As a member of the House Intelligence Committee, I have traveled to countries around world—and had the benefit of receiving classified briefings from multiple agencies—to understand the means and tactics used by terrorists, drug traffickers, human smugglers, and other bad actors who threaten our national security.
One thing I’ve learned from these briefings is that all of these criminal organizations have one thing in common—their unlawful operations are supported and financed through money laundering.
Treasury plays a vital—but often overlooked—role in combatting terrorist financing and money laundering.

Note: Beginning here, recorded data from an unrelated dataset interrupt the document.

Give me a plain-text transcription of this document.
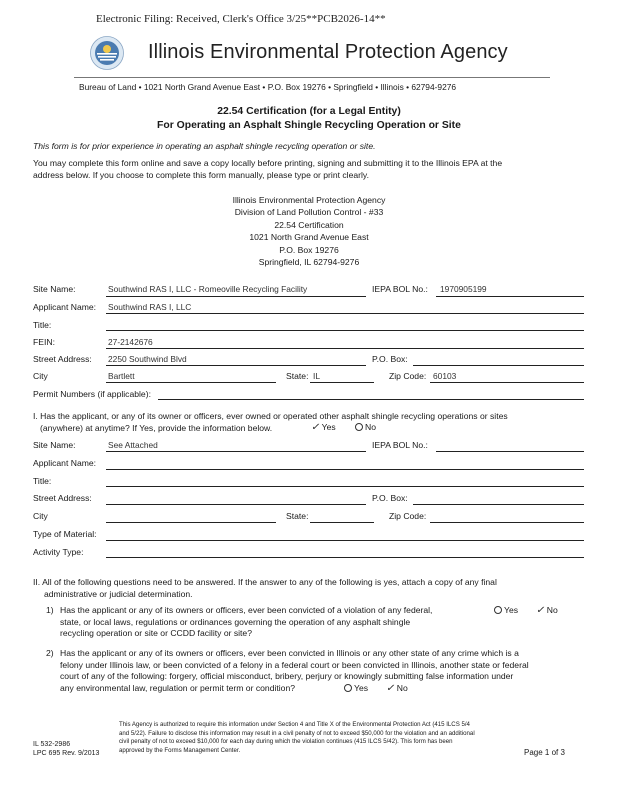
Electronic Filing: Received, Clerk's Office 3/25**PCB2026-14**
Illinois Environmental Protection Agency
Bureau of Land • 1021 North Grand Avenue East • P.O. Box 19276 • Springfield • Illinois • 62794-9276
22.54 Certification (for a Legal Entity)
For Operating an Asphalt Shingle Recycling Operation or Site
This form is for prior experience in operating an asphalt shingle recycling operation or site.
You may complete this form online and save a copy locally before printing, signing and submitting it to the Illinois EPA at the
address below. If you choose to complete this form manually, please type or print clearly.
Illinois Environmental Protection Agency
Division of Land Pollution Control - #33
22.54 Certification
1021 North Grand Avenue East
P.O. Box 19276
Springfield, IL 62794-9276
Site Name:	Southwind RAS I, LLC - Romeoville Recycling Facility	IEPA BOL No.: 1970905199
Applicant Name: Southwind RAS I, LLC
Title:
FEIN:	27-2142676
Street Address: 2250 Southwind Blvd	P.O. Box:
City	Bartlett	State: IL	Zip Code: 60103
Permit Numbers (if applicable):
I. Has the applicant, or any of its owner or officers, ever owned or operated other asphalt shingle recycling operations or sites
(anywhere) at anytime? If Yes, provide the information below.	✓ Yes	No
Site Name:	See Attached	IEPA BOL No.:
Applicant Name:
Title:
Street Address:	P.O. Box:
City	State:	Zip Code:
Type of Material:
Activity Type:
II. All of the following questions need to be answered. If the answer to any of the following is yes, attach a copy of any final
administrative or judicial determination.
1) Has the applicant or any of its owners or officers, ever been convicted of a violation of any federal,
state, or local laws, regulations or ordinances governing the operation of any asphalt shingle
recycling operation or site or CCDD facility or site?
Yes ✓ No
2) Has the applicant or any of its owners or officers, ever been convicted in Illinois or any other state of any crime which is a
felony under Illinois law, or been convicted of a felony in a federal court or been convicted in Illinois, another state or federal
court of any of the following: forgery, official misconduct, bribery, perjury or knowingly submitting false information under
any environmental law, regulation or permit term or condition?	Yes ✓ No
IL 532-2986
LPC 695 Rev. 9/2013
This Agency is authorized to require this information under Section 4 and Title X of the Environmental Protection Act (415 ILCS 5/4
and 5/22). Failure to disclose this information may result in a civil penalty of not to exceed $50,000 for the violation and an additional
civil penalty of not to exceed $10,000 for each day during which the violation continues (415 ILCS 5/42). This form has been
approved by the Forms Management Center.	Page 1 of 3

In particular, the Office of Terrorism and Financial Intelligence (TFI) works to protect the integrity of our financial system using a variety of tools and authorities.
TFI’s activities range from economic and trade sanctions administered and enforced by the Office of Foreign Assets Control against targeted foreign countries, terrorists, and others who seek to do us harm, to the collection and analysis of intelligence and financial information that can be used by law enforcement to investigate financial crimes and money laundering.
The fiscal year 2019 omnibus appropriations included an increase of $17.2 million above the FY18 levels for TFI.
This additional funding supported the newly-established Terrorist Financing Targeting Center, a multilateral effort between the U.S. and the Gulf Cooperation Council Countries to counter terrorist financing, and provided a substantial enhancement to Treasury’s programs targeting North Korea.
From the limited information we have so far on the Department’s fiscal year 2020 budget request, I am pleased to see continued recognition of the important work you do—with a proposal for modest increases above FY19 levels for both TFI and FinCEN.
Lastly, I would be remiss if I did not take this opportunity to comment on the recent announcement of Treasury’s intent to divert $601 million from the Treasury Forfeiture Fund to pay for the construction of physical barriers along the southern border.
These funds are typically used to augment funding for critical Treasury and Homeland Security operations, such as IRS criminal investigations, title III wiretaps, and electronic crimes task forces.
In fiscal year 2019, Treasury’s budget request stated its intent to use available funds to support investigations and other activities to combat money laundering and terrorist financing.
The recent decision to redirect these funds towards border fencing recklessly undermines the ability of Treasury and Homeland Security to address known threats against our financial system—and the nation.
Before I turn to our witnesses for their statements, I would like to recognize Mr. Graves for his opening remarks.